Comment 11 Cole Robinson 2008-10-15 18:07:02 UTC
Created attachment 320469 [details]
/var/log/debug.log using O_SYNC

I changed virtinst to open the file with O_SYNC to see if it would help. Much slower, but system isn't sluggish afterwards. The command still fails, but with a different error:

[Wed, 15 Oct 2008 13:24:56 virt-install 7768] ERROR (virt-install:506) virDomainCreateLinux() failed POST operation failed: (xend.err 'Device 51712 (tap) could not be connected. xenstore-read backend/tap/2/51712/params failed.')
Traceback (most recent call last):
  File "/usr/sbin/virt-install", line 502, in ?
    main()
  File "/usr/sbin/virt-install", line 462, in main
    dom = guest.start_install(conscb,progresscb)
  File "/usr/lib/python2.4/site-packages/virtinst/Guest.py", line 818, in start_install
    return self._do_install(consolecb, meter)
  File "/usr/lib/python2.4/site-packages/virtinst/Guest.py", line 839, in _do_install
    self.domain = self.conn.createLinux(install_xml, 0)
  File "/usr/lib64/python2.4/site-packages/libvirt.py", line 573, in createLinux
    if ret is None:raise libvirtError('virDomainCreateLinux() failed', conn=self)
libvirtError: virDomainCreateLinux() failed POST operation failed: (xend.err 'Device 51712 (tap) could not be connected. xenstore-read backend/tap/2/51712/params failed.')

Comment 12 Cole Robinson 2008-10-15 18:10:39 UTC
Created attachment 320470 [details]
/var/log/debug.log using O_SYNC (2)

Wrong attachment the first time.

Comment 16 Jeff Burke 2009-02-02 18:39:53 UTC
We are still running into this issue in RHTS.

[2009-02-02 11:34:29 xend 4996] DEBUG (DevController:154) Waiting for devices vif.
[2009-02-02 11:34:29 xend 4996] DEBUG (DevController:160) Waiting for 0.
[2009-02-02 11:34:29 xend 4996] DEBUG (DevController:496) hotplugStatusCallback /local/domain/0/backend/vif/1/0/hotplug-status.
[2009-02-02 11:36:09 xend 4996] ERROR (SrvBase:88) Request wait_for_devices failed.
Traceback (most recent call last):
  File "/usr/lib64/python2.4/site-packages/xen/web/SrvBase.py", line 85, in perform
    return op_method(op, req)
  File "/usr/lib64/python2.4/site-packages/xen/xend/server/SrvDomain.py", line 72, in op_wait_for_devices
    return self.dom.waitForDevices()
  File "/usr/lib64/python2.4/site-packages/xen/xend/XendDomainInfo.py", line 1831, in waitForDevices
    self.waitForDevices_(c)
  File "/usr/lib64/python2.4/site-packages/xen/xend/XendDomainInfo.py", line 1206, in waitForDevices_
    return self.getDeviceController(deviceClass).waitForDevices()
  File "/usr/lib64/python2.4/site-packages/xen/xend/server/DevController.py", line 156, in waitForDevices
    return map(self.waitForDevice, self.deviceIDs())
  File "/usr/lib64/python2.4/site-packages/xen/xend/server/DevController.py", line 166, in waitForDevice
    raise VmError("Device %s (%s) could not be connected. "
VmError: Device 0 (vif) could not be connected.
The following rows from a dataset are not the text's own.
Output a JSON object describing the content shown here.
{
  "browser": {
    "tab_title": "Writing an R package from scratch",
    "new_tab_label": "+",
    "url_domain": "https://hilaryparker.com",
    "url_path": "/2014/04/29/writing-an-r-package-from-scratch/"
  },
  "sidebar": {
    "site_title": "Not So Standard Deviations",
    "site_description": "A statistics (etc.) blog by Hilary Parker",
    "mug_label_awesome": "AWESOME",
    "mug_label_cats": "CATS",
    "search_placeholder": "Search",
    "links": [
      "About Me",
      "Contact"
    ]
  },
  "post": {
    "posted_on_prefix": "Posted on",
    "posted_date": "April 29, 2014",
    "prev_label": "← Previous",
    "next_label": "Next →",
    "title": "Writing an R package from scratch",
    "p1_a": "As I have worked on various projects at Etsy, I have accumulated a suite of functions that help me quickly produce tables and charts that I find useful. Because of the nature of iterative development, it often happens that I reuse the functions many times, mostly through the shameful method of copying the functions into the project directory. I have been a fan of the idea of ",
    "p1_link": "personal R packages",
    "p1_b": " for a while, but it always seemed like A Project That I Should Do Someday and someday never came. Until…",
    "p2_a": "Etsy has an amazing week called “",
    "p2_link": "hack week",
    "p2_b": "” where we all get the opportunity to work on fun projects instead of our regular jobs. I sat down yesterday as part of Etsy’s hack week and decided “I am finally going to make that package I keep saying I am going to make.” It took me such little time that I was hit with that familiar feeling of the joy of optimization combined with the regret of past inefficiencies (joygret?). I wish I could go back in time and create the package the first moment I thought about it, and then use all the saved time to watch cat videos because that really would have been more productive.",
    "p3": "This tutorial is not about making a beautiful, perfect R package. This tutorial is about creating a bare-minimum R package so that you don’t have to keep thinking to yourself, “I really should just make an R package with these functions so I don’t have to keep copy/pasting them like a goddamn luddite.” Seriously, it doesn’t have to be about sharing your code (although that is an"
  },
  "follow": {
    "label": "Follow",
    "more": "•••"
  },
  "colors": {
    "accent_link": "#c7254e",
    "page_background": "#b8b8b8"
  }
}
Hotplug scripts not working.

Comment 18 Jeff Burke 2009-02-09 15:07:40 UTC
Seems to reproduce fairly often with sun-x4600m2-01.rhts.bos.redhat.com

Creating
virDomainCreateLinux() failed POST operation failed: (xend.err 'Device 0 (vif) could not be connected. Hotplug scripts not working.')
Domain installation may not have been
 successful.  If it was, you can restart your domain
 by running 'virsh start guest-80-207.rhts.bos.redhat.com'; otherwise, please
 restart your installation.
Sat, 07 Feb 2009 01:33:49 ERROR    virDomainCreateLinux() failed POST operation failed: (xend.err 'Device 0 (vif) could not be connected. Hotplug scripts not working.')
Traceback (most recent call last):
  File "/usr/sbin/virt-install", line 560, in ?
    main()
  File "/usr/sbin/virt-install", line 492, in main
    dom = guest.start_install(conscb, progresscb, wait=(not wait))
  File "/usr/lib/python2.4/site-packages/virtinst/Guest.py", line 822, in start_install
    return self._do_install(consolecb, meter, wait)
  File "/usr/lib/python2.4/site-packages/virtinst/Guest.py", line 843, in _do_install
    self.domain = self.conn.createLinux(install_xml, 0)
  File "/usr/lib64/python2.4/site-packages/libvirt.py", line 573, in createLinux
    if ret is None:raise libvirtError('virDomainCreateLinux() failed', conn=self)
libvirtError: virDomainCreateLinux() failed POST operation failed: (xend.err 'Device 0 (vif) could not be connected. Hotplug scripts not working.')
Install error: 
Creating |  14 GB

Comment 19 Cole Robinson 2009-02-13 21:01:16 UTC
*** Bug 462917 has been marked as a duplicate of this bug. ***

Comment 20 Bill Burns 2009-02-27 19:09:16 UTC
*** Bug 408901 has been marked as a duplicate of this bug. ***

Comment 21 Jiri Denemark 2009-04-02 09:29:07 UTC
I've been able to reproduce this on my machine although I had to run dd in parallel to really make xend timeout on waiting for devices. So this would confirm Daniel's thoughts in comment #8. The reason why xend timeouts is that hotplug scripts fail to start and finish in time. Actually nothing seems to be wrong with the scripts themselves, it's just that the kernel fails to read all required scripts and binaries from disk in time because it is so busy with writing.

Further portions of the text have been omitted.